The deliverables are carried in a 50-liter backpack, which can hold anything from the smallest letter to blueprints, and is waterproof for rainy days. Distribution will be done within Beirut, at a delivery cost of LL9,000, and can also extend to the suburbs for an extra LL3,000.

The process is easy: Headquartered in Hamra, messengers receive assignments on their mobile phones and head out to their destinations.

It’s an 8 a.m. to 6 p.m. job, with half-days on weekends.
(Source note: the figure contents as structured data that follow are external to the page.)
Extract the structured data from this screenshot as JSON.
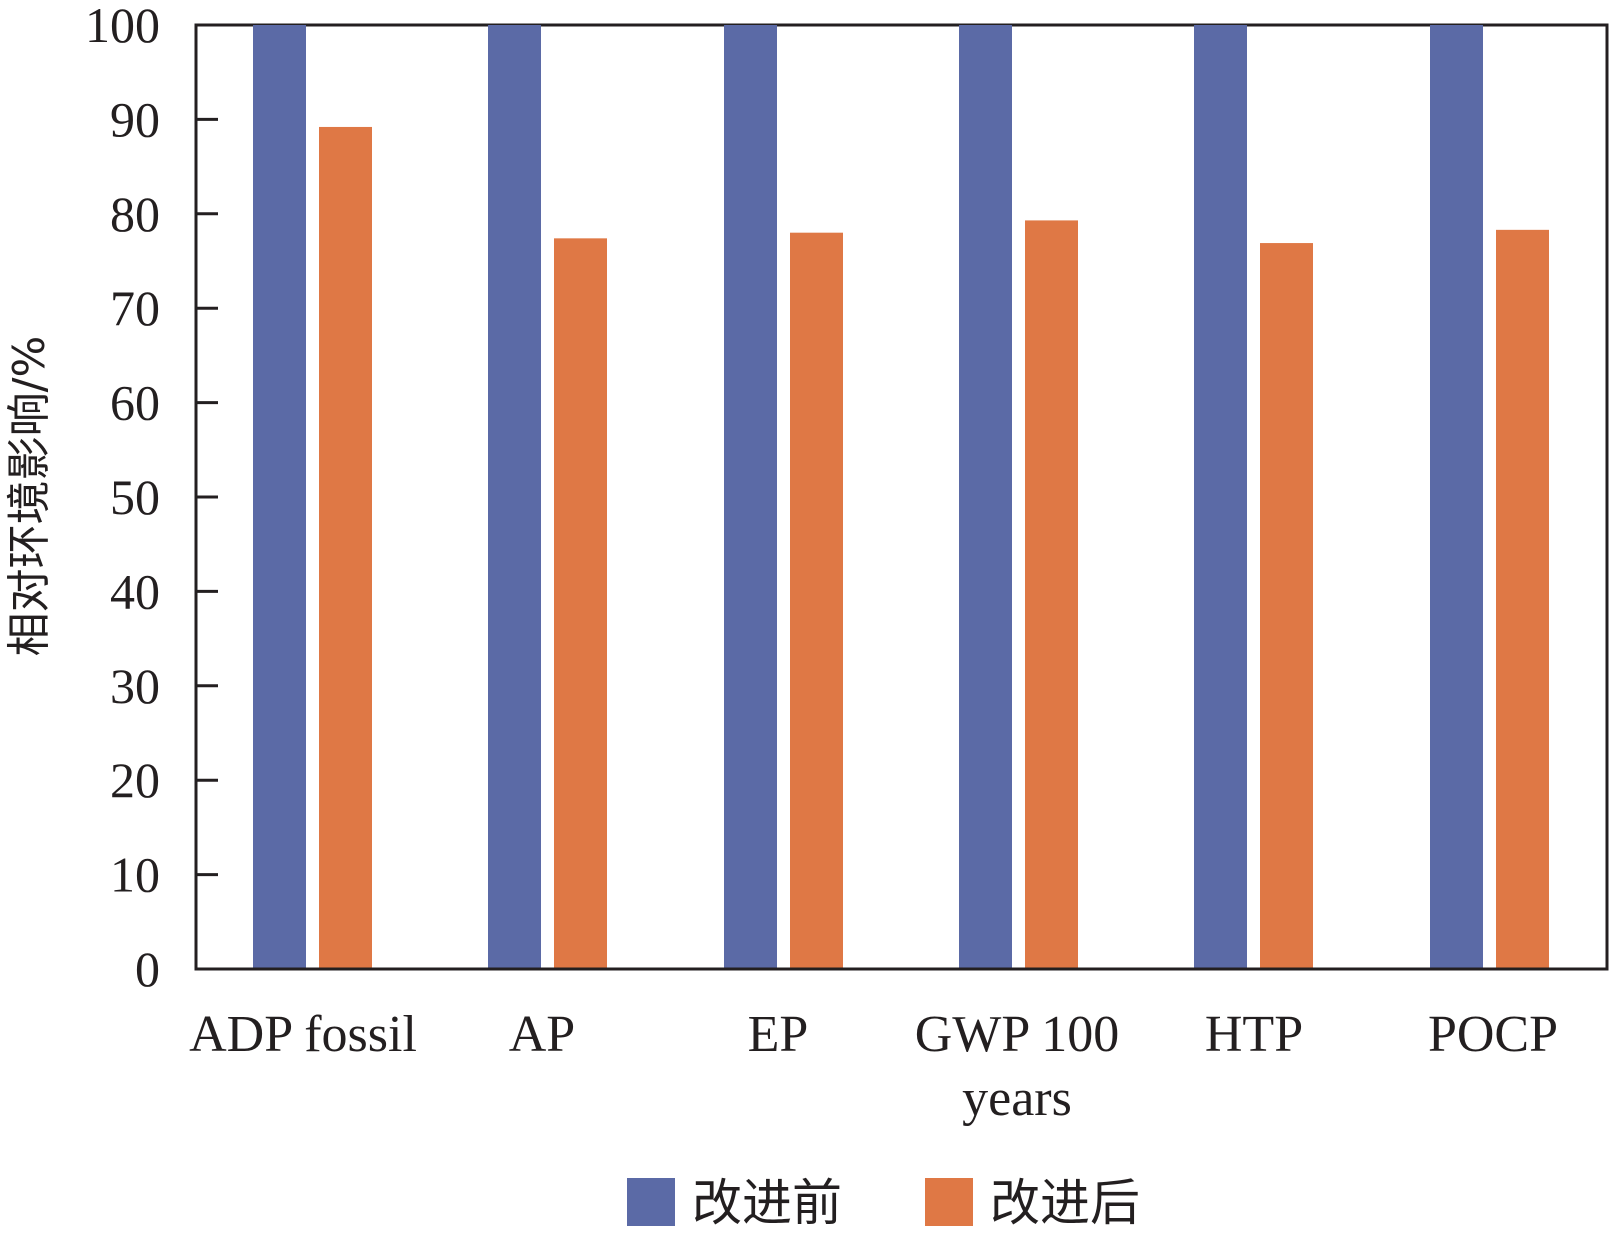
{
  "chart_data": {
    "type": "bar",
    "categories": [
      [
        "ADP fossil"
      ],
      [
        "AP"
      ],
      [
        "EP"
      ],
      [
        "GWP 100",
        "years"
      ],
      [
        "HTP"
      ],
      [
        "POCP"
      ]
    ],
    "series": [
      {
        "name": "改进前",
        "values": [
          100,
          100,
          100,
          100,
          100,
          100
        ]
      },
      {
        "name": "改进后",
        "values": [
          89.2,
          77.4,
          78.0,
          79.3,
          76.9,
          78.3
        ]
      }
    ],
    "ylabel": "相对环境影响/%",
    "xlabel": "",
    "ylim": [
      0,
      100
    ],
    "yticks": [
      "0",
      "10",
      "20",
      "30",
      "40",
      "50",
      "60",
      "70",
      "80",
      "90",
      "100"
    ],
    "grid": false,
    "legend_position": "bottom-center",
    "colors": {
      "before": "#5b6aa6",
      "after": "#df7845",
      "axis": "#231f20"
    }
  }
}
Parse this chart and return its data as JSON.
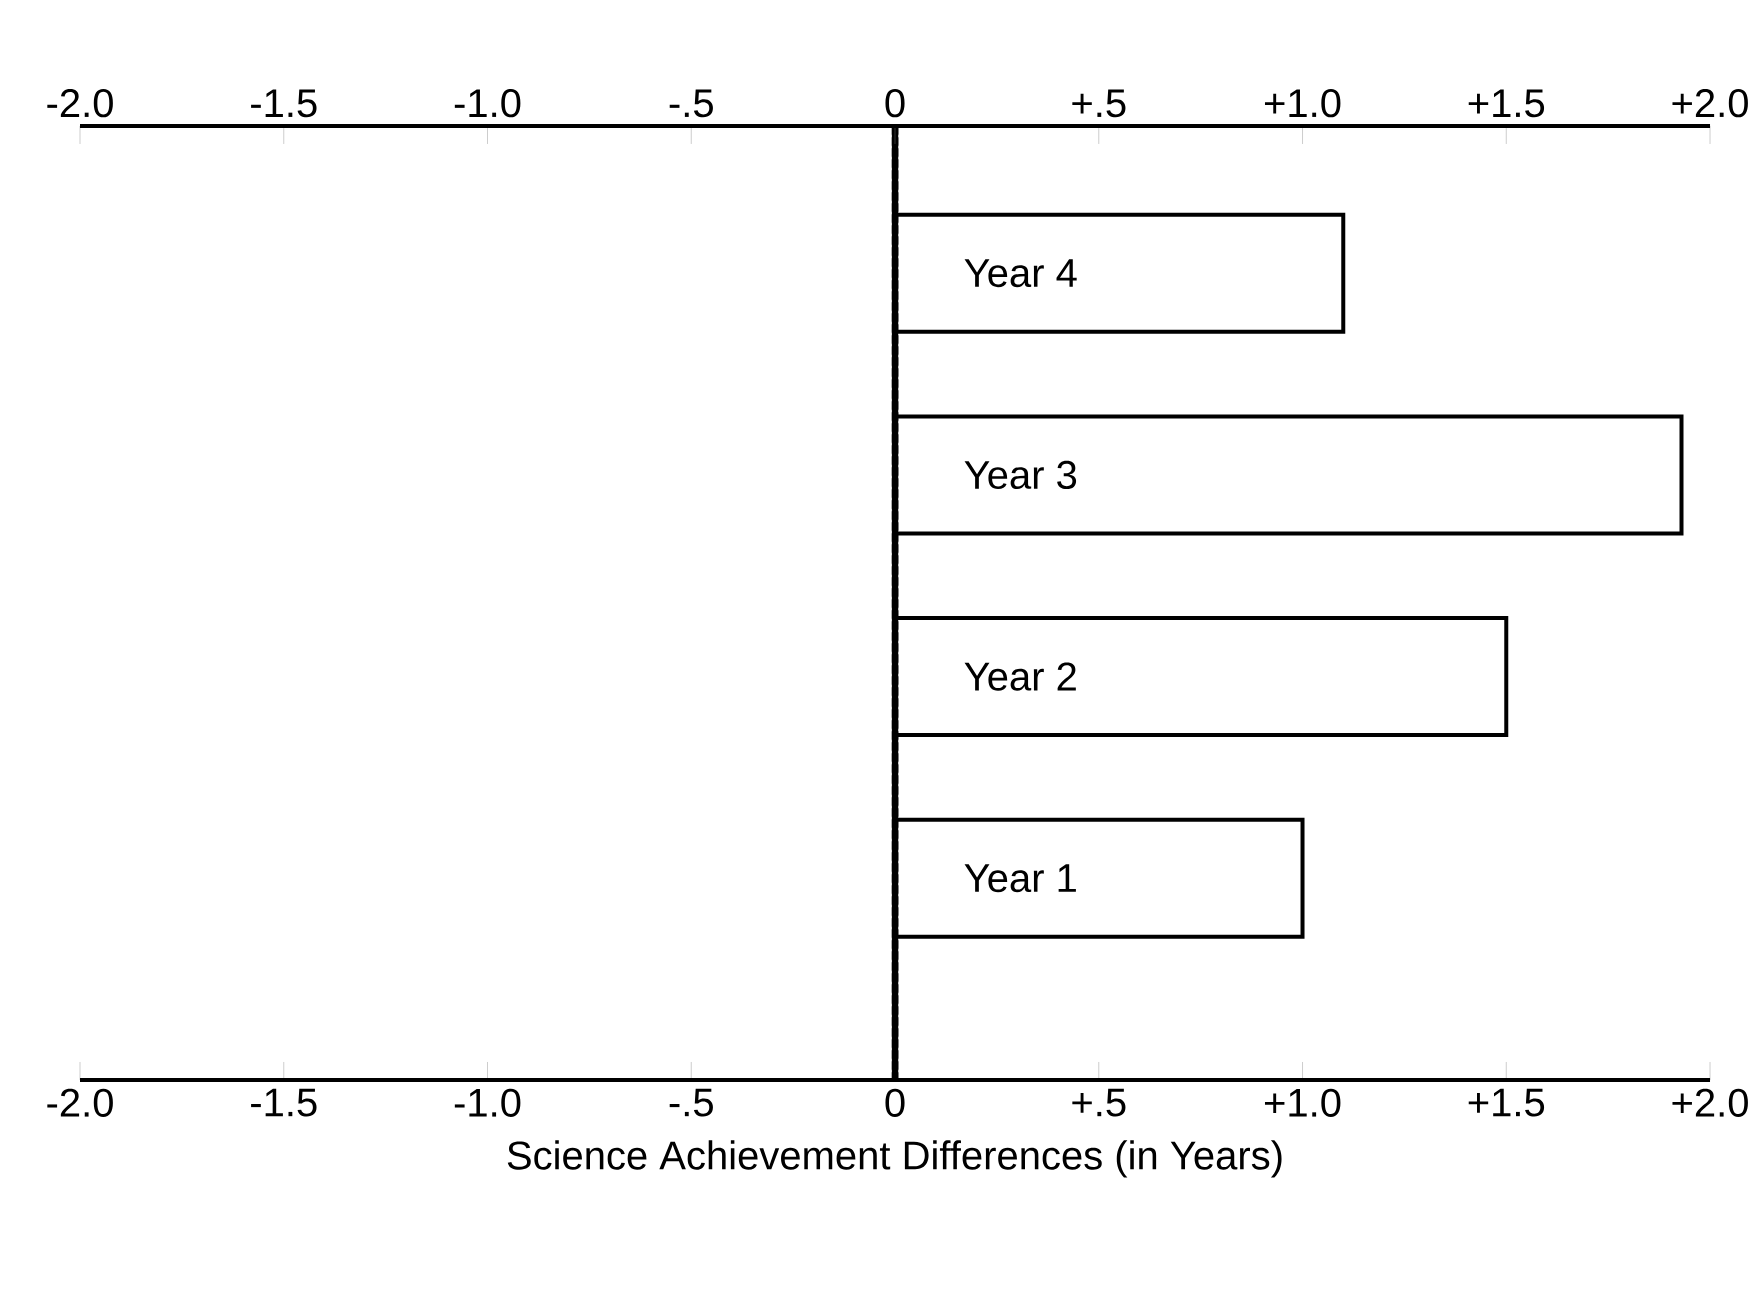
{
  "chart_data": {
    "type": "bar",
    "orientation": "horizontal",
    "xlabel": "Science Achievement Differences (in Years)",
    "categories": [
      "Year 4",
      "Year 3",
      "Year 2",
      "Year 1"
    ],
    "values": [
      1.1,
      1.93,
      1.5,
      1.0
    ],
    "color": "#ffffff",
    "xlim": [
      -2,
      2
    ],
    "xticks": [
      {
        "value": -2,
        "label": "-2.0"
      },
      {
        "value": -1.5,
        "label": "-1.5"
      },
      {
        "value": -1,
        "label": "-1.0"
      },
      {
        "value": -0.5,
        "label": "-.5"
      },
      0,
      {
        "value": 0.5,
        "label": "+.5"
      },
      {
        "value": 1,
        "label": "+1.0"
      },
      {
        "value": 1.5,
        "label": "+1.5"
      },
      {
        "value": 2,
        "label": "+2.0"
      }
    ],
    "x2lim": [
      -2,
      2
    ],
    "x2ticks": [
      {
        "value": -2,
        "label": "-2.0"
      },
      {
        "value": -1.5,
        "label": "-1.5"
      },
      {
        "value": -1,
        "label": "-1.0"
      },
      {
        "value": -0.5,
        "label": "-.5"
      },
      0,
      {
        "value": 0.5,
        "label": "+.5"
      },
      {
        "value": 1,
        "label": "+1.0"
      },
      {
        "value": 1.5,
        "label": "+1.5"
      },
      {
        "value": 2,
        "label": "+2.0"
      }
    ],
    "ref_lines": [
      {
        "axis": "x",
        "value": 0,
        "line_style": "dotted"
      }
    ]
  }
}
So far there are eight part-timers, two of whom are females, all coming from different working and educational backgrounds, which Saunders says further enriches the project.

He is also hoping his company will have a positive impact on the cycling community in Lebanon as a whole, and will perhaps make Beirut’s streets more bike-friendly.

“It’s the everyday thing,” he said. “It’s the everyday work, and that bridges the gap between [cycling] being a weekend pastime or hobby to being a normal thing that people can do every day.”

Eager to get the company rolling, Saunders adds that Deghri’s operation is simple and transparent.